Fuente: Harvard Law School Forum on Corporate Governance
Autor: Andrew R. Brownstein, Steven A. Rosenblum, and David M. Silk, Wachtell, Lipton, Rosen & Katz
As coronavirus infections begin to decline, a number of states have started to ease restrictions on public activity and permit businesses to resume normal operations. However, COVID-19 remains a threat that will likely persist into the remainder of the year and perhaps longer. Going forward, companies not only face an altered economic landscape but also heightened scrutiny on leadership, risk management and relationships with employees, customers and other stakeholders. While the development and execution of a “reopening plan” is a management function, boards of directors should be familiar with the major elements of that plan for their companies. Set forth below are some considerations for boards in preparation for a return to a “new normal”:
- Employee, Customer and Supplier Health and Safety. While every company will face challenges specific to its operations and industry, boards generally can expect increased focus on the safety and well-being of its personnel and, where applicable, customers and suppliers. Companies will need to consider when, how and at what pace to bring employees back into the workplace, and the extent to which employees should be encouraged to continue to work from home, where possible, even after government regulations permit their return. Before employees (and customers, suppliers and guests) start to return to work spaces and company properties, companies should review their health and safety policies and procedures, including with reference to any applicable federal, state, local or industry guidelines.
- Regulatory Compliance. The pandemic has prompted a slew of regulatory responses from all levels of government globally. Companies and boards should ensure that compliance and oversight policies have been reviewed and, if necessary, updated to cover any new regulations and that management is prepared to deal with a potential increase in regulatory scrutiny.
- Scenario Analysis. Boards should review and understand management’s plans for operating while the pandemic continues, including under different assumptions as to duration and severity.
- Capital Allocation Review.

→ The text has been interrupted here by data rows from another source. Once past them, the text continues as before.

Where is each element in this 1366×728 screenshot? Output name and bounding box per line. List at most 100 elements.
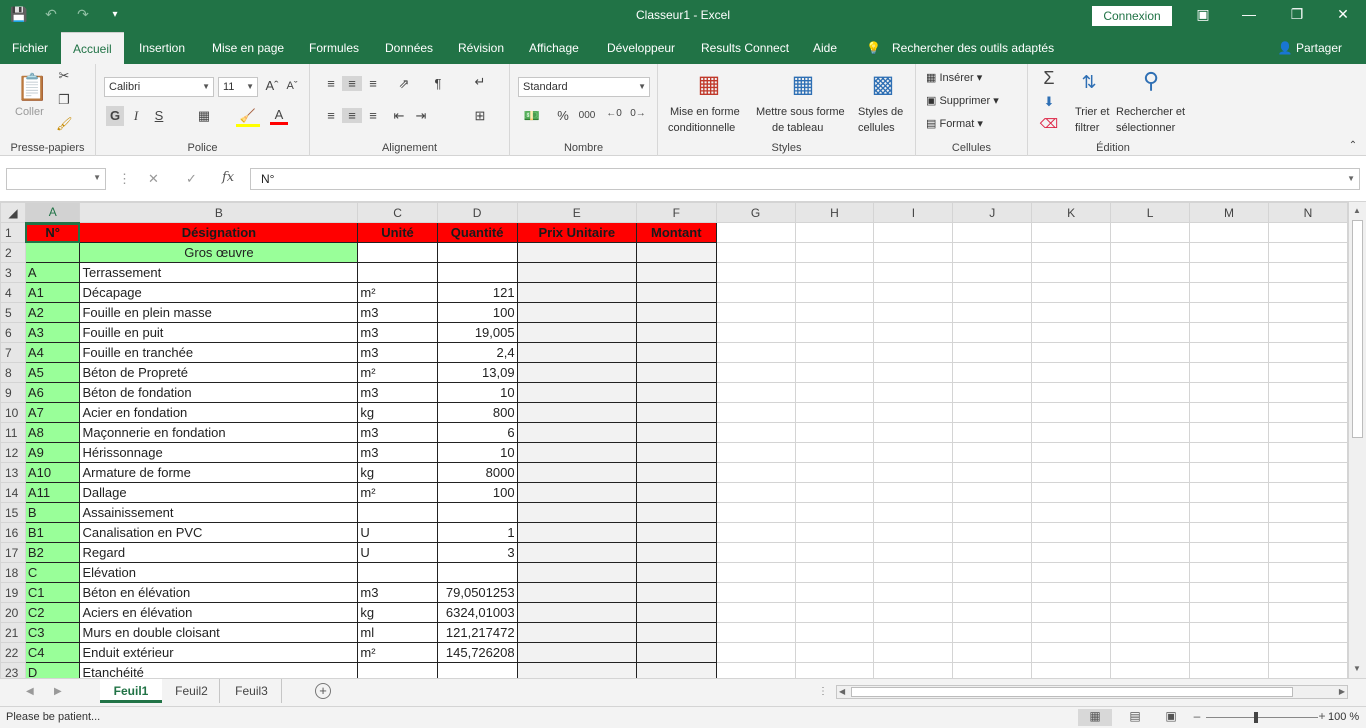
cell-designation[interactable]: Enduit extérieur (79, 642, 359, 663)
cell[interactable] (794, 362, 875, 383)
cell-unit[interactable]: ml (357, 622, 438, 643)
zoom-in-icon[interactable]: + (1316, 709, 1328, 726)
column-header[interactable]: N (1267, 202, 1348, 223)
cell-quantity[interactable] (436, 562, 518, 583)
row-header[interactable]: 14 (0, 482, 26, 503)
cell[interactable] (1031, 422, 1112, 443)
cell-quantity[interactable]: 100 (436, 482, 518, 503)
cell[interactable] (794, 402, 875, 423)
cell-obscured[interactable] (635, 402, 717, 423)
row-header[interactable]: 10 (0, 402, 26, 423)
row-header[interactable]: 9 (0, 382, 26, 403)
select-all-corner[interactable]: ◢ (0, 202, 26, 223)
name-box[interactable]: ▼ (6, 168, 106, 190)
cell[interactable] (873, 602, 954, 623)
cell[interactable] (794, 462, 875, 483)
ribbon-display-icon[interactable]: ▣ (1188, 6, 1218, 23)
cell-designation[interactable]: Assainissement (79, 502, 359, 523)
zoom-slider-handle[interactable] (1254, 712, 1258, 723)
cell-unit[interactable]: m3 (357, 442, 438, 463)
cell[interactable] (873, 542, 954, 563)
cell[interactable] (1031, 662, 1112, 678)
cell[interactable] (1110, 642, 1190, 663)
collapse-ribbon-icon[interactable]: ⌃ (1346, 140, 1360, 151)
cell[interactable] (1189, 502, 1269, 523)
cell-designation[interactable]: Elévation (79, 562, 359, 583)
cell[interactable] (1189, 242, 1269, 263)
align-right-icon[interactable]: ≡ (364, 108, 382, 123)
cell-obscured[interactable] (516, 382, 637, 403)
cell[interactable] (873, 262, 954, 283)
cell-unit[interactable]: m3 (357, 382, 438, 403)
cell-item-number[interactable]: A7 (24, 402, 81, 423)
cell-item-number[interactable]: C4 (24, 642, 81, 663)
cell-obscured[interactable] (516, 402, 637, 423)
fill-icon[interactable]: ⬇ (1038, 94, 1060, 110)
page-layout-view-icon[interactable]: ▤ (1124, 709, 1146, 726)
decrease-indent-icon[interactable]: ⇤ (390, 108, 408, 124)
cell[interactable] (873, 622, 954, 643)
tab-aide[interactable]: Aide (813, 32, 837, 64)
cell[interactable] (715, 522, 796, 543)
cell[interactable] (794, 622, 875, 643)
cell[interactable] (794, 562, 875, 583)
cell-quantity[interactable] (436, 262, 518, 283)
row-header[interactable]: 13 (0, 462, 26, 483)
cell-quantity[interactable]: 145,726208 (436, 642, 518, 663)
row-header[interactable]: 17 (0, 542, 26, 563)
cell[interactable] (952, 562, 1033, 583)
cell[interactable] (715, 582, 796, 603)
zoom-level[interactable]: 100 % (1328, 711, 1359, 723)
cell[interactable] (873, 242, 954, 263)
cell[interactable] (873, 422, 954, 443)
currency-icon[interactable]: 💵 (520, 108, 544, 124)
cell[interactable] (1031, 402, 1112, 423)
cell-obscured[interactable] (635, 362, 717, 383)
row-header[interactable]: 16 (0, 522, 26, 543)
cell-obscured[interactable] (635, 602, 717, 623)
cell[interactable] (1110, 402, 1190, 423)
cell-quantity[interactable]: 100 (436, 302, 518, 323)
cell-obscured[interactable] (516, 522, 637, 543)
cell-unit[interactable]: m3 (357, 422, 438, 443)
cell-obscured[interactable] (635, 262, 717, 283)
cell-item-number[interactable]: A1 (24, 282, 81, 303)
cell-quantity[interactable]: 13,09 (436, 362, 518, 383)
cell-item-number[interactable]: C3 (24, 622, 81, 643)
column-header[interactable]: C (357, 202, 438, 223)
text-direction-icon[interactable]: ¶ (426, 76, 450, 91)
cell[interactable] (1189, 322, 1269, 343)
cell[interactable] (1267, 502, 1348, 523)
cell-quantity[interactable]: 2,4 (436, 342, 518, 363)
cut-icon[interactable]: ✂ (56, 68, 72, 84)
cell[interactable] (873, 562, 954, 583)
paste-label[interactable]: Coller (15, 106, 44, 118)
align-top-icon[interactable]: ≡ (322, 76, 340, 91)
cell[interactable] (952, 482, 1033, 503)
cell-obscured[interactable] (516, 582, 637, 603)
cell[interactable] (1031, 282, 1112, 303)
cell-obscured[interactable] (635, 502, 717, 523)
cell[interactable] (715, 422, 796, 443)
cell[interactable] (715, 262, 796, 283)
format-cells-button[interactable]: ▤ Format ▾ (926, 117, 983, 130)
cell[interactable] (1267, 482, 1348, 503)
cell[interactable] (952, 222, 1033, 243)
cell[interactable] (1110, 602, 1190, 623)
italic-button[interactable]: I (128, 108, 144, 124)
cell-obscured[interactable] (635, 422, 717, 443)
vertical-scrollbar[interactable]: ▲ ▼ (1348, 202, 1366, 678)
cell-item-number[interactable]: A11 (24, 482, 81, 503)
cell-designation[interactable]: Béton de Propreté (79, 362, 359, 383)
underline-button[interactable]: S (148, 108, 170, 123)
font-color-icon[interactable]: A (270, 107, 288, 125)
cell-item-number[interactable]: B1 (24, 522, 81, 543)
sort-filter-label-2[interactable]: filtrer (1075, 122, 1099, 134)
cell[interactable] (1189, 302, 1269, 323)
cell-unit[interactable]: m3 (357, 322, 438, 343)
tab-insertion[interactable]: Insertion (139, 32, 185, 64)
cell[interactable] (1031, 562, 1112, 583)
cell-obscured[interactable] (635, 302, 717, 323)
cell[interactable] (952, 582, 1033, 603)
cell-obscured[interactable] (516, 262, 637, 283)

Liquidity remains a key concern and boards should continue to evaluate different strategies for preserving liquidity. For companies that remain well capitalized, boards may wish to consider strategies for enhancing financial stability and to review contingency plans for addressing potential shortfalls in a worst-case scenario.
- Medium and Long-term Strategic Planning. Although the pandemic has thrown many long-term strategic plans into disarray and much uncertainty remains, to the extent possible, boards should continue to consider medium- and long-term outcomes when making short-term decisions. Longer-term plans should be reassessed over time as the impact of the pandemic becomes more clear.
- Stakeholder Engagement and Transparency. Investors and stakeholders are keen for insight into how companies are performing during the current crisis. Recognizing this, the U.S. Securities and Exchange Commission has called on companies to provide “as much information as is practicable regarding their current financial and operating status, as well as their future operational and financial planning.” As companies reopen, unexpected issues may arise. Boards should work with management to develop a general approach to communications with shareholders and other stakeholders, oversee timely disclosures and remain prepared to respond directly and in a cohesive manner to rapidly developing events and stakeholder concerns.
- Revisiting ESG. Certain ESG concerns, notably climate-related risks, have taken a back seat to social concerns in recent months. However, boards should continue to identify the ESG risks that affect their company and devise long-term solutions. Major investors including BlackRock and State Street have indicated that they remain concerned about sustainable long-term value creation, including how companies address climate-related risks. Diversity and human capital management issues also remain major concerns for many investors. Boards should seek to understand and, where necessary, oversee management’s steps to address any outsized impact of the crisis on stakeholders.
- Activism and Takeover Preparedness. While some activist investors have opted to settle or postpone their campaigns until the pandemic passes, continued stock price volatility means many companies remain vulnerable to activist campaigns. Boards should remain prepared for a resurgence in activism as the threat of COVID-19 recedes. Board actions and performance during the pandemic will be among the items subject to activist scrutiny. Takeover activity is also likely to increase as companies emerge from the pandemic, particularly if valuations continue to be depressed and do not reflect the full value of the company’s future. Companies should be prepared to respond to takeover approaches, including potential unsolicited bids.
- Updating Risk Oversight Processes. The current pandemic has underscored that risk management is a dynamic process. Lessons from the pandemic will provide a company-specific guide for improving various facets of board risk oversight, including the allocation of responsibilities within the board and its committees, coordination with management, and access to information and expertise.
- Preserving Culture and Purpose. The pandemic has placed significant strains on many companies and may have exposed fault lines in a company’s culture and purpose. Boards should take stock of the company’s performance thus far, particularly how the company’s actions have aligned with its core values, and identify strategies to improve culture, if needed, and foster cohesion. As always, the tone is set from the top, and the example set by boards and senior leadership will drive the company’s culture.
The pandemic has presented boards with a host of unforeseen challenges. Much uncertainty remains and the full impact of this pandemic may not be known for many months. While the pandemic has not altered the board’s fundamental duties and responsibilities, it has created another layer of complexity for the directors who must fulfill them. Boards should think broadly, remain alert to emergent risks and help guide management through the unknowns.